Chip maker has become one of the most valuable U.S. companies, trailing only Microsoft and Apple
It took Nvidia NVDA 0.36%increase; green up pointing triangle 24 years as a public company for its valuation to reach the rarefied air of $1 trillion. Thanks to the chip maker’s role in powering the AI revolution, a second trillion took eight months.
Nvidia’s market capitalization topped $2 trillion in Friday trading before falling below the mark again. Still, only Microsoft and Apple have higher valuations.
The journey to become one of the most-valuable U.S. companies started at a Denny’s in 1993 and has been fast-tracked in recent years by Nvidia’s dominance of GPUs, or graphics processing units. These chips, worth tens of thousands of dollars each, have become a scarce, treasured commodity like Silicon Valley has seldom seen, and Nvidia is estimated to have more than 80% of the market.

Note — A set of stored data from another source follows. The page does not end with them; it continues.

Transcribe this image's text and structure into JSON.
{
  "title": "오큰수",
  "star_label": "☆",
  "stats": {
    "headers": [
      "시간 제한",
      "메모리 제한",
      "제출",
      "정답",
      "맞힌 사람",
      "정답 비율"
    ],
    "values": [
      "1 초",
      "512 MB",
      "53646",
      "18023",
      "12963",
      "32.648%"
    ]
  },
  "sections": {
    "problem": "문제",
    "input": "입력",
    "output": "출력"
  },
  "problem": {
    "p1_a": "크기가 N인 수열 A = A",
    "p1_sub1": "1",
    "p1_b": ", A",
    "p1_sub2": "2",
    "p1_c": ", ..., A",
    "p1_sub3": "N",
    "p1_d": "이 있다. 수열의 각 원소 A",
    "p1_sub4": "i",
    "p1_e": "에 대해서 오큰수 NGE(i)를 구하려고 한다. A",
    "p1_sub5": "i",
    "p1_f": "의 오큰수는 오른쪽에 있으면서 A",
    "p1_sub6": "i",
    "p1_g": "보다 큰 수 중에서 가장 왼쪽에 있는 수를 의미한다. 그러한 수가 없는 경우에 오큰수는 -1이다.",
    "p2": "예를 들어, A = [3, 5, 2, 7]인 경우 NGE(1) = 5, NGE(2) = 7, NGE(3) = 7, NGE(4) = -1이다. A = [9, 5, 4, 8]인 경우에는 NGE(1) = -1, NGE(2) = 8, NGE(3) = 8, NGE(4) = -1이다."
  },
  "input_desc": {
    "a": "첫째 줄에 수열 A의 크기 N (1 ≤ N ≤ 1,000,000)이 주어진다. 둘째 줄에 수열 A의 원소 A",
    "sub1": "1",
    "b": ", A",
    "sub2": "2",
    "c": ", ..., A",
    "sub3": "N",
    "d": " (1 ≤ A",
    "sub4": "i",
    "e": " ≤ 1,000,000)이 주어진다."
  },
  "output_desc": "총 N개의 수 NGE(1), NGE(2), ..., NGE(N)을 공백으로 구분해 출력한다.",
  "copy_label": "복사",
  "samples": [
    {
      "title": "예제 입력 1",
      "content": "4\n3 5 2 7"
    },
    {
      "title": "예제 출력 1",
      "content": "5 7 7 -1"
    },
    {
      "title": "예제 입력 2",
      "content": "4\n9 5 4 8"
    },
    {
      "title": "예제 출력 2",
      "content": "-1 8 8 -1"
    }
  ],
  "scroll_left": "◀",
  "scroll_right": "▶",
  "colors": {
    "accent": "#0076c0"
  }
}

Voracious demand has outpaced production and spurred competitors to develop rival chips. The ability to secure GPUs governs how quickly companies can develop new artificial-intelligence systems. Companies tout their access to GPUs to recruit AI workers, and the chips have been used as collateral to back billions of dollars in borrowing.
The chips are so valuable that they are delivered to the networking company Cisco Systems by armored car, said Fletcher Previn, Cisco’s chief information officer, at The Wall Street Journal’s CIO Network Summit this month.

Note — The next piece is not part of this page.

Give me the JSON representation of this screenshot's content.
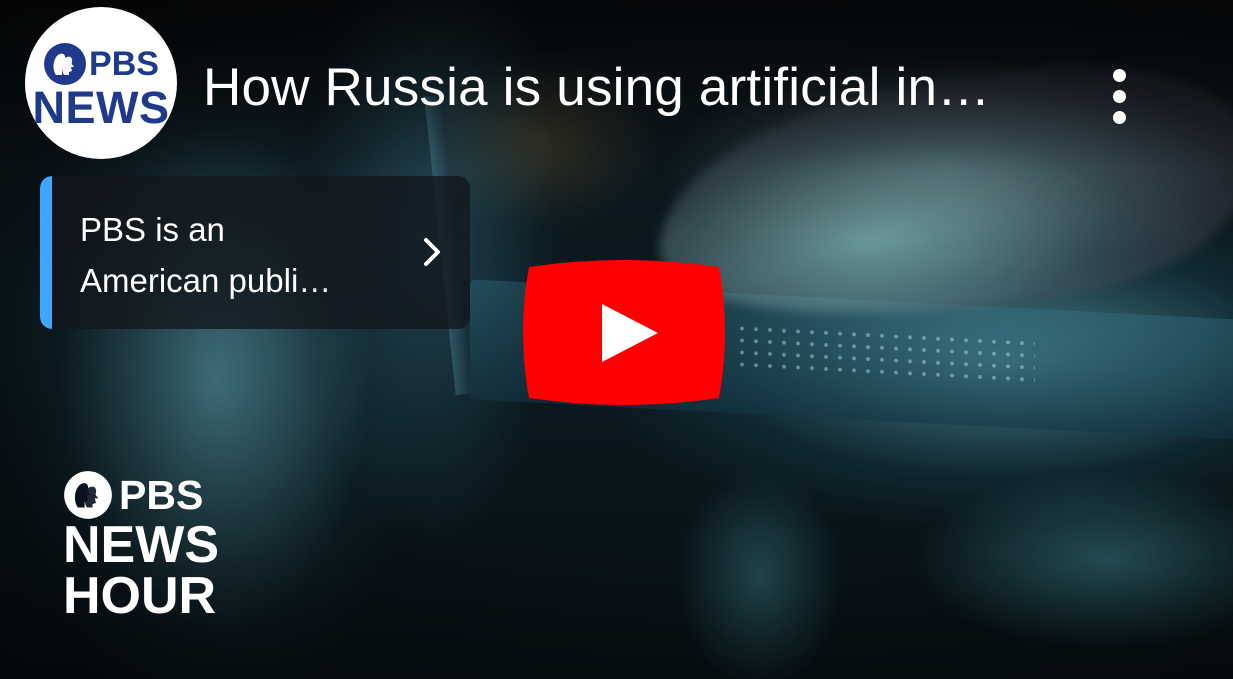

On Wednesday, after Nvidia turned in a third straight quarter of forecast-beating results, company executives said that supplies were still tight and that a new generation of AI chips that is expected to be launched this year will be supply-constrained.

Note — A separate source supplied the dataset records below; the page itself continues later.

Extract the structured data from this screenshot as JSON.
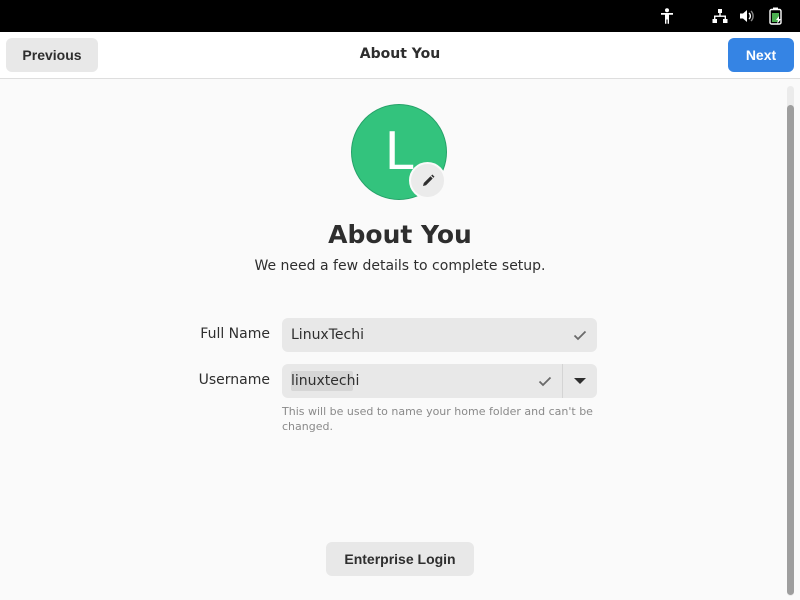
{
  "system_tray": {
    "icons": [
      "accessibility-icon",
      "network-wired-icon",
      "volume-icon",
      "battery-charging-icon"
    ]
  },
  "header": {
    "previous_label": "Previous",
    "title": "About You",
    "next_label": "Next"
  },
  "avatar": {
    "initial": "L",
    "color": "#33c37d"
  },
  "page": {
    "title": "About You",
    "subtitle": "We need a few details to complete setup."
  },
  "form": {
    "full_name": {
      "label": "Full Name",
      "value": "LinuxTechi"
    },
    "username": {
      "label": "Username",
      "value": "linuxtechi",
      "hint": "This will be used to name your home folder and can't be changed."
    }
  },
  "footer": {
    "enterprise_login_label": "Enterprise Login"
  },
  "colors": {
    "accent": "#3584e4"
  }
}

The design of the chips makes them critical parts for training the giant language models that underpin generative AI bots such as OpenAI’s ChatGPT. Much of the AI spending by such tech companies as Microsoft, Alphabet and Amazon.com has gone to GPUs.
Jensen Huang, Nvidia’s chief executive officer and co-founder, said generative AI is kicking off a wave of investment worth trillions of dollars, which he believed would double the amount of data centers in the world in the next five years and deliver market opportunities for Nvidia.
“A whole new industry is being formed, and that’s driving our growth,” he said on the company’s earnings call. Nvidia on Wednesday reported quarterly sales of $22.1 billion and forecast another $24 billion for its current quarter, each more than triple what was posted a year earlier and ahead of Wall Street’s bullish expectations.
The results have propelled Nvidia shares to their lofty heights. The stock opened Friday at $807.90, valuing the company at $2.02 trillion.
Shares later retreated and closed at $788.17, up 0.4% on the day. The stock needs a price of $800 for the company to be valued at $2 trillion.
Nvidia shares are up 59% so far this year after more than tripling in 2023.
Founded more than 30 years ago with an initial focus on computer graphics chips for PC gaming, Nvidia latched on early to AI.
Huang, one of the tech industry’s longest-tenured CEOs, owns 86.6 million Nvidia shares, according to FactSet, valued at about $68 billion.
Huang laid the groundwork for Nvidia’s AI rise in 2006 when he opened up its chips for purposes beyond computer graphics. Engineers soon started to use them for AI calculations, where they proved to be especially proficient. The kind of math needed to build complex AI systems dovetails with the way graphics chips work—by doing a multitude of calculations at once—more than the way traditional central processing units work.
Tens of thousands of Nvidia’s most advanced GPUs, called H100s, are commonly used in the creation of the most sophisticated AI systems. And they are pricey, going for around $25,000 each, according to analyst estimates.